The appeal of postmodern psychopaths in the current popular culture is not entirely clear, but it is quite possible that they are meant to reflect and cater to the narcissism, hostility, jadedness and cynicism of a certain portion of the contemporary audience which prefers to experience garish displays of violence and criminality unencumbered by the implied moral framework of the classical "grand narrative" pretext that is traditionally grounded in the Aristotelian teleological imperatives of justice and catharsis.

errrrm. according to the above quoted and underlined (well, bolded)... aren't we all a bit psycho?

the article then proceeds to analyse psychopaths in iconic works of fiction in literature and cinematography, namely a clockwork orange
It follows that Alex, the rampaging delinquent who abuses his liberty through violent crime, is just as inauthentic a person as Alex the good citizen, who has been coercively rehabilitated by unnatural means and thereby robbed of any free moral choice. Regardless of whether Alex is actively anti-social or passively complaisant, his behavior is ultimately as overdetermined and mechanized as that of a wind-up toy — i.e., "a clockwork orange". In this sense, Alex DeLarge certainly qualifies as a kind of post-human dystopian psychopath

and do androids dream of electric sheep?
The film raises the question of where the moral agency of conscience-endowed humanity ends and the amoral automatism of psychopathic inhumanity begins.

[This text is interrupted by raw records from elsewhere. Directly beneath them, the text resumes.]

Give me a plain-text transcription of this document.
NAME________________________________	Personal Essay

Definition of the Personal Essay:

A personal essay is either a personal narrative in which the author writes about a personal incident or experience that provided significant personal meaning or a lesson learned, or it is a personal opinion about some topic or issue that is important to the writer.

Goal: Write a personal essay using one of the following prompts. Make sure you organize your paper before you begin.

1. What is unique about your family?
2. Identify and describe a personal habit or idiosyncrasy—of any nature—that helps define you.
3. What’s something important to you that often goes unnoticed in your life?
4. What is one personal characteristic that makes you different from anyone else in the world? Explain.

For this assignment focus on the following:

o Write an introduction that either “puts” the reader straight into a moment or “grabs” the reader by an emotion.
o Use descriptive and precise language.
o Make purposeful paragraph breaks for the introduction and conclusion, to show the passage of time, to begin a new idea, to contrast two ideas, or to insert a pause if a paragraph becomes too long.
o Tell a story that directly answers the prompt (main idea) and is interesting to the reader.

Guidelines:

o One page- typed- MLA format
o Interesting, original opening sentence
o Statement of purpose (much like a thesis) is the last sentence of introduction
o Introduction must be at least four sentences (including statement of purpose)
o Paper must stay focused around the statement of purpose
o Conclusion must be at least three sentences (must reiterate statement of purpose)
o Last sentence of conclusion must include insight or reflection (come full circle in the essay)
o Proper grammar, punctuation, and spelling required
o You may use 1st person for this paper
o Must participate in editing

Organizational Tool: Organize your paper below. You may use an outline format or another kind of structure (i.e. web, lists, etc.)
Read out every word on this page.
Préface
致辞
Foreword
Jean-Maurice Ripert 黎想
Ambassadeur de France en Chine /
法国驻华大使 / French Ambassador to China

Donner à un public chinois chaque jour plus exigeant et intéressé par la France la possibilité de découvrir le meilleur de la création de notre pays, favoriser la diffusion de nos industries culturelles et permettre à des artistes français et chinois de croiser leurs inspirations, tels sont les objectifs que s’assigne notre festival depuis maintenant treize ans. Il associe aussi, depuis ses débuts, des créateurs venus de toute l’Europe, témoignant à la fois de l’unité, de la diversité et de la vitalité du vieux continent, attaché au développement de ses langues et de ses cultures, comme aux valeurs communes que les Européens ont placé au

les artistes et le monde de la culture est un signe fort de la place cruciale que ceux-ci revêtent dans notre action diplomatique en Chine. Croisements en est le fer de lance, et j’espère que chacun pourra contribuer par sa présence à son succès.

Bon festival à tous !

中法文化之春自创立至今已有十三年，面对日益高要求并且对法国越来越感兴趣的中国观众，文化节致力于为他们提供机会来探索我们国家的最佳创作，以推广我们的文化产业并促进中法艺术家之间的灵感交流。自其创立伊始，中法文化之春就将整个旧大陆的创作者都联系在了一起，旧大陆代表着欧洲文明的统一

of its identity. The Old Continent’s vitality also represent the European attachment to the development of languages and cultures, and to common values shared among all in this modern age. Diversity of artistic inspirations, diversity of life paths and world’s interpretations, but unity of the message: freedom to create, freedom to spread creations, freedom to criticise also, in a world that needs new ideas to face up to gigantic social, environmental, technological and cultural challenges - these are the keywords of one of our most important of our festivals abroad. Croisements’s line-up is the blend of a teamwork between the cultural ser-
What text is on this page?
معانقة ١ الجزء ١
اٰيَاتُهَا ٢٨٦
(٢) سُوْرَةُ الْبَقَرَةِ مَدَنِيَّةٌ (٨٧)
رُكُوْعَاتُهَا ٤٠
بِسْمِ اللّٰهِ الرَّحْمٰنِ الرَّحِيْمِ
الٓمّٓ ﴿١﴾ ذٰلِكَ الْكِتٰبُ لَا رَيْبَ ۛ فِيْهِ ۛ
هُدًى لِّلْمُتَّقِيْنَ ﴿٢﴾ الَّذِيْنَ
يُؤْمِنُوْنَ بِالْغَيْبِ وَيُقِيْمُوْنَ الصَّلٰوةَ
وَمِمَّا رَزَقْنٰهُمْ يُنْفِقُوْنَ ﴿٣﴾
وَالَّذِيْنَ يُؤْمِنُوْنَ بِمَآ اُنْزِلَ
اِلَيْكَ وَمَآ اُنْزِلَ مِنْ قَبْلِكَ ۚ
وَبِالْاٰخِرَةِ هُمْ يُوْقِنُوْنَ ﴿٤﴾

ok, so maybe we are not psychos. for how many of our choices in life are... truly our choices? in how many cases do you by your own accord and free will abide by the rules set to you (and these rules multiply by the day) and in how many do you do it because the repercussions for acting otherwise (i.e. according to your heart's desire) are too high a price - from social exclusion to detention in state or mental institutions. constant acting on my feelings would probably make me passable for the label, though i still have issues with the 'lack of remorse' criterion. anyway, this one dude here strikes a chord with me:
The Marvel Comics vigilante known as the Foolkiller has been depicted in several incarnations, usually as a reactionary crusader. Whom he kills depends on whether or not that person fits his private definition of a fool. As a result, he has killed in cold blood not only criminals, but also average, ordinary, law abiding citizens if only because their thoughts, words, or actions deem them fools in his eyes.

errrrrm. psycho trait. yup. my 'humane' side fights a constant battle under the motto "they are human too. they have a right to live as mother nature made them" with my foolkiller side. errrrrm. i'll let you know if and when the switch burns through. i'm off to practice my psycho glance :)

and if you want to have some fun, check out this page. how psycho are you?

2 comments:

Rogeroo said...

The dud in that last picture looks like a psycho without me having to read about him!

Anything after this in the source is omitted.